Pasal 1
Dalam Peraturan Menteri ini, yang dimaksud dengan:
(1) Perwakilan Republik INDONESIA, yang selanjutnya disebut Perwakilan, adalah perwakilan diplomatik dan perwakilan konsuler Republik INDONESIA yang secara resmi mewakili dan memperjuangkan kepentingan bangsa, negara, dan pemerintah Republik INDONESIA secara keseluruhan di negara penerima dan/atau organisasi internasional.

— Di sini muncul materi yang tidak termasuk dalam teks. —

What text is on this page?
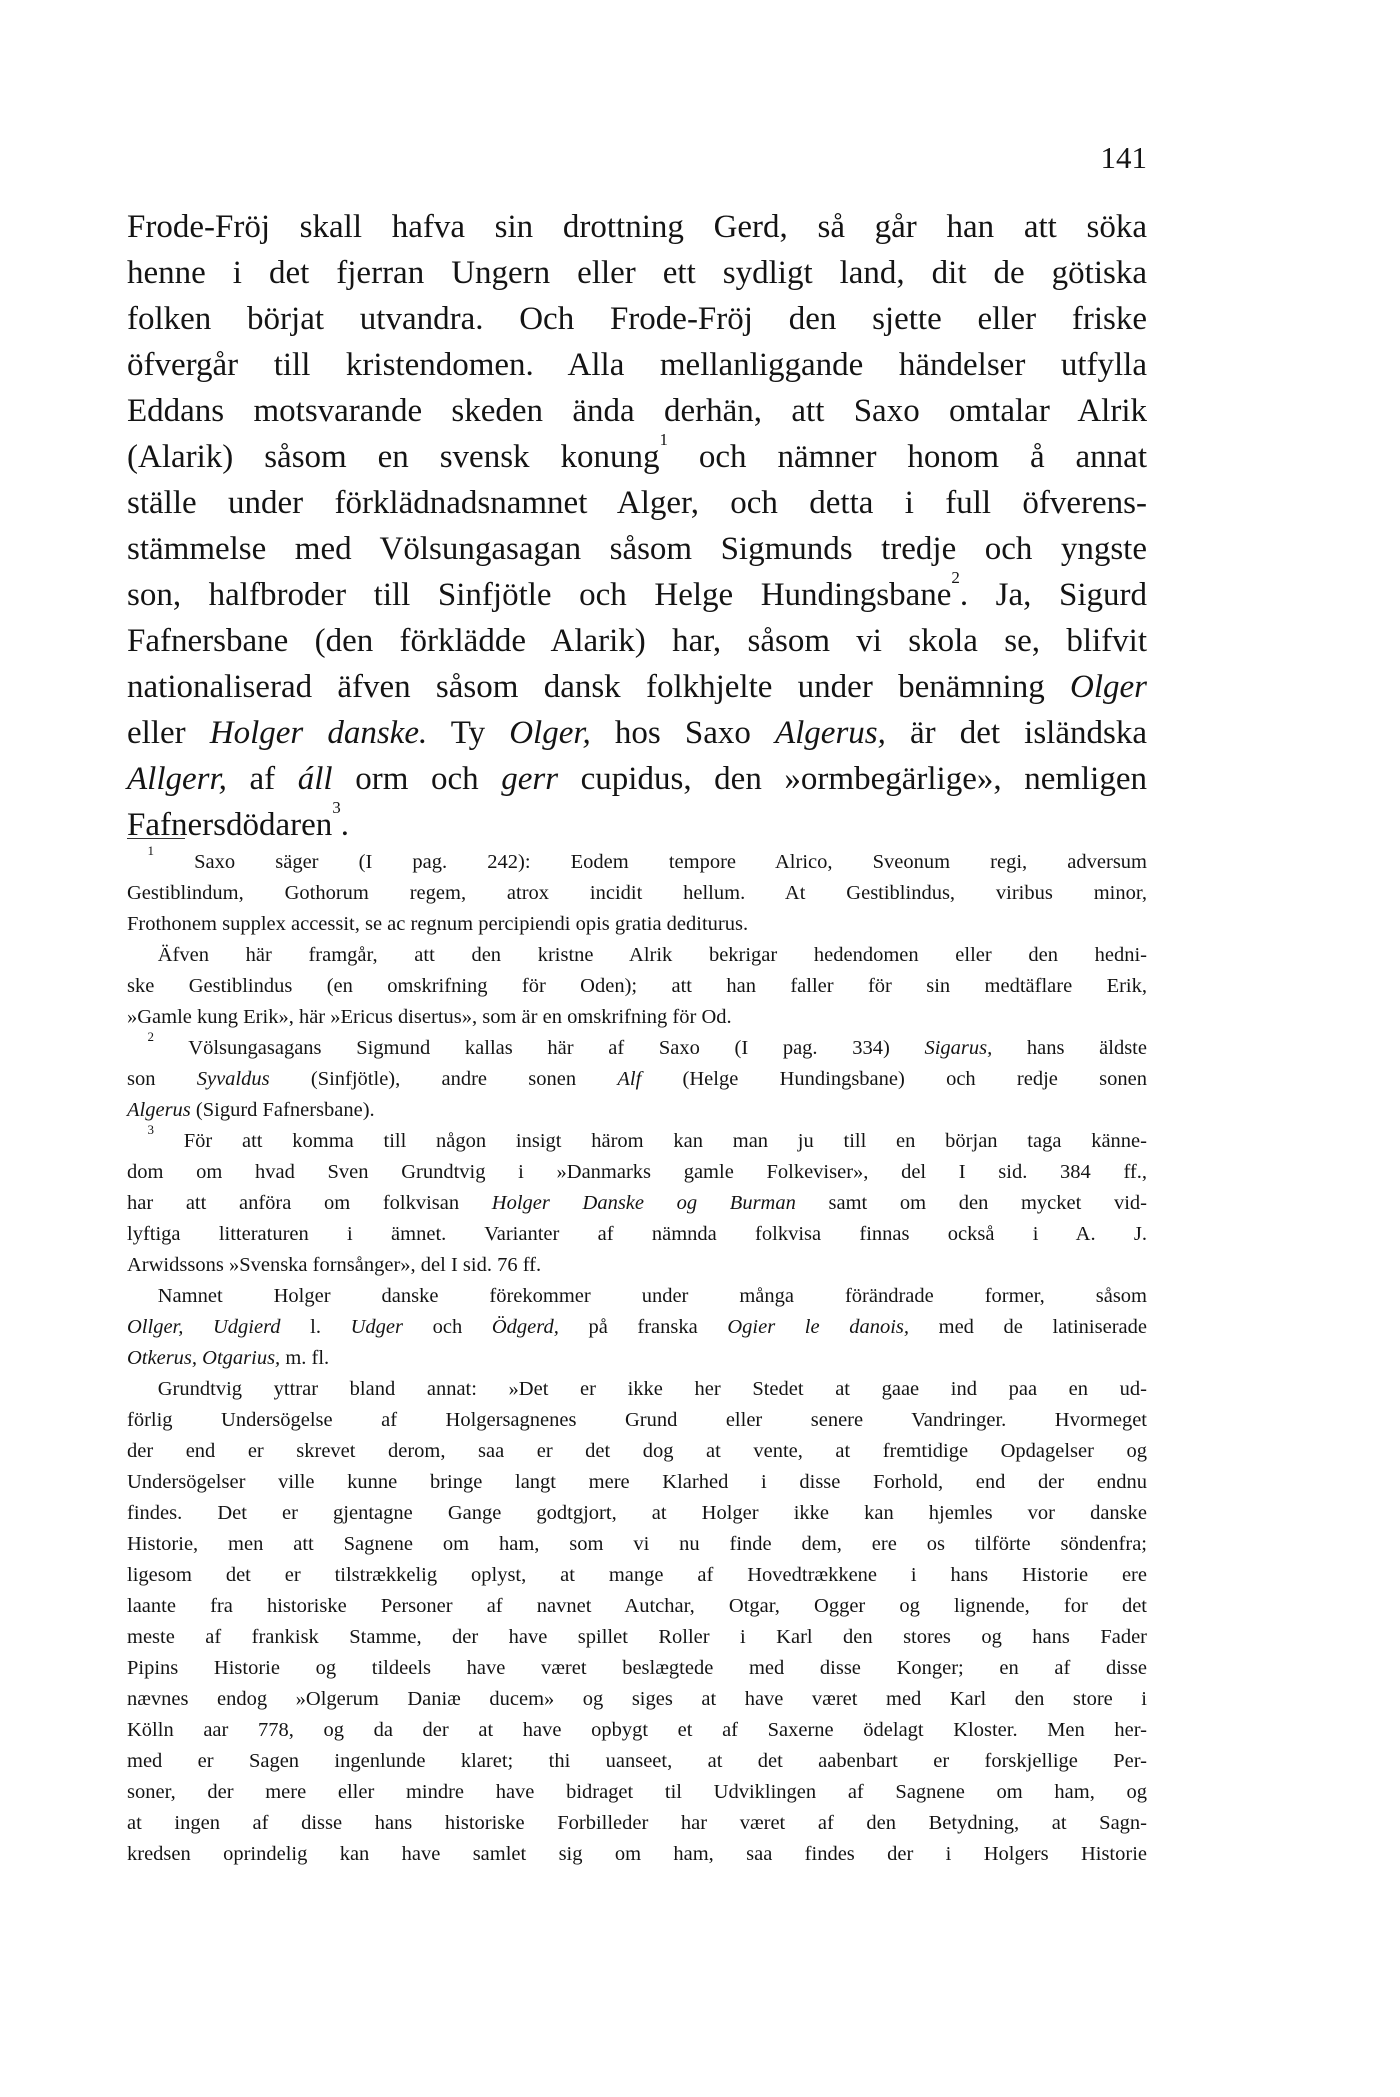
141
Frode-Fröj skall hafva sin drottning Gerd, så går han att söka
henne i det fjerran Ungern eller ett sydligt land, dit de götiska
folken börjat utvandra. Och Frode-Fröj den sjette eller friske
öfvergår till kristendomen. Alla mellanliggande händelser utfylla
Eddans motsvarande skeden ända derhän, att Saxo omtalar Alrik
(Alarik) såsom en svensk konung$^1$ och nämner honom å annat
ställe under förklädnadsnamnet Alger, och detta i full öfverens-
stämmelse med Völsungasagan såsom Sigmunds tredje och yngste
son, halfbroder till Sinfjötle och Helge Hundingsbane$^2$. Ja, Sigurd
Fafnersbane (den förklädde Alarik) har, såsom vi skola se, blifvit
nationaliserad äfven såsom dansk folkhjelte under benämning Olger
eller Holger danske. Ty Olger, hos Saxo Algerus, är det isländska
Allgerr, af áll orm och gerr cupidus, den »ormbegärlige», nemligen
Fafnersdödaren$^3$.
 $^1$ Saxo säger (I pag. 242): Eodem tempore Alrico, Sveonum regi, adversum
Gestiblindum, Gothorum regem, atrox incidit hellum. At Gestiblindus, viribus minor,
Frothonem supplex accessit, se ac regnum percipiendi opis gratia dediturus.
  Äfven här framgår, att den kristne Alrik bekrigar hedendomen eller den hedni-
ske Gestiblindus (en omskrifning för Oden); att han faller för sin medtäflare Erik,
»Gamle kung Erik», här »Ericus disertus», som är en omskrifning för Od.
 $^2$ Völsungasagans Sigmund kallas här af Saxo (I pag. 334) Sigarus, hans äldste
son Syvaldus (Sinfjötle), andre sonen Alf (Helge Hundingsbane) och redje sonen
Algerus (Sigurd Fafnersbane).
 $^3$ För att komma till någon insigt härom kan man ju till en början taga känne-
dom om hvad Sven Grundtvig i »Danmarks gamle Folkeviser», del I sid. 384 ff.,
har att anföra om folkvisan Holger Danske og Burman samt om den mycket vid-
lyftiga litteraturen i ämnet. Varianter af nämnda folkvisa finnas också i A. J.
Arwidssons »Svenska fornsånger», del I sid. 76 ff.
  Namnet Holger danske förekommer under många förändrade former, såsom
Ollger, Udgierd l. Udger och Ödgerd, på franska Ogier le danois, med de latiniserade
Otkerus, Otgarius, m. fl.
  Grundtvig yttrar bland annat: »Det er ikke her Stedet at gaae ind paa en ud-
förlig Undersögelse af Holgersagnenes Grund eller senere Vandringer. Hvormeget
der end er skrevet derom, saa er det dog at vente, at fremtidige Opdagelser og
Undersögelser ville kunne bringe langt mere Klarhed i disse Forhold, end der endnu
findes. Det er gjentagne Gange godtgjort, at Holger ikke kan hjemles vor danske
Historie, men att Sagnene om ham, som vi nu finde dem, ere os tilförte söndenfra;
ligesom det er tilstrækkelig oplyst, at mange af Hovedtrækkene i hans Historie ere
laante fra historiske Personer af navnet Autchar, Otgar, Ogger og lignende, for det
meste af frankisk Stamme, der have spillet Roller i Karl den stores og hans Fader
Pipins Historie og tildeels have været beslægtede med disse Konger; en af disse
nævnes endog »Olgerum Daniæ ducem» og siges at have været med Karl den store i
Kölln aar 778, og da der at have opbygt et af Saxerne ödelagt Kloster. Men her-
med er Sagen ingenlunde klaret; thi uanseet, at det aabenbart er forskjellige Per-
soner, der mere eller mindre have bidraget til Udviklingen af Sagnene om ham, og
at ingen af disse hans historiske Forbilleder har været af den Betydning, at Sagn-
kredsen oprindelig kan have samlet sig om ham, saa findes der i Holgers Historie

(2) Perwakilan Rawan adalah Perwakilan yang berada di wilayah yang secara politik, ekonomi, sosial, keamanan dan/atau lingkungan dikategorikan rawan.
(3) Perwakilan Berbahaya adalah Perwakilan yang berada di wilayah yang secara politik, ekonomi, sosial, keamanan dan/atau lingkungan dikategorikan berbahaya.
(4) Kepala Perwakilan adalah Duta Besar Luar Biasa dan Berkuasa Penuh, Wakil Tetap Republik INDONESIA, Kuasa Usaha Tetap, Kuasa Usaha Sementara, Konsul Jenderal, Konsul dan Kepala Perwakilan Konsuler yang masing- masing memimpin Perwakilan di Negara Penerima atau wilayah kerja atau Organisasi Internasional.
(5) Home Staff adalah unsur pimpinan, unsur pelaksana dan unsur penunjang yang ditugaskan di Perwakilan berdasarkan Keputusan Menteri Luar Negeri.
(6) Tim Evaluasi Perwakilan Rawan dan Perwakilan Berbahaya, yang selanjutnya disebut sebagai Tim, adalah kelompok yang diberikan wewenang untuk melakukan evaluasi dan membuat rekomendasi kepada Menteri mengenai penetapan Perwakilan Rawan dan Perwakilan Berbahaya.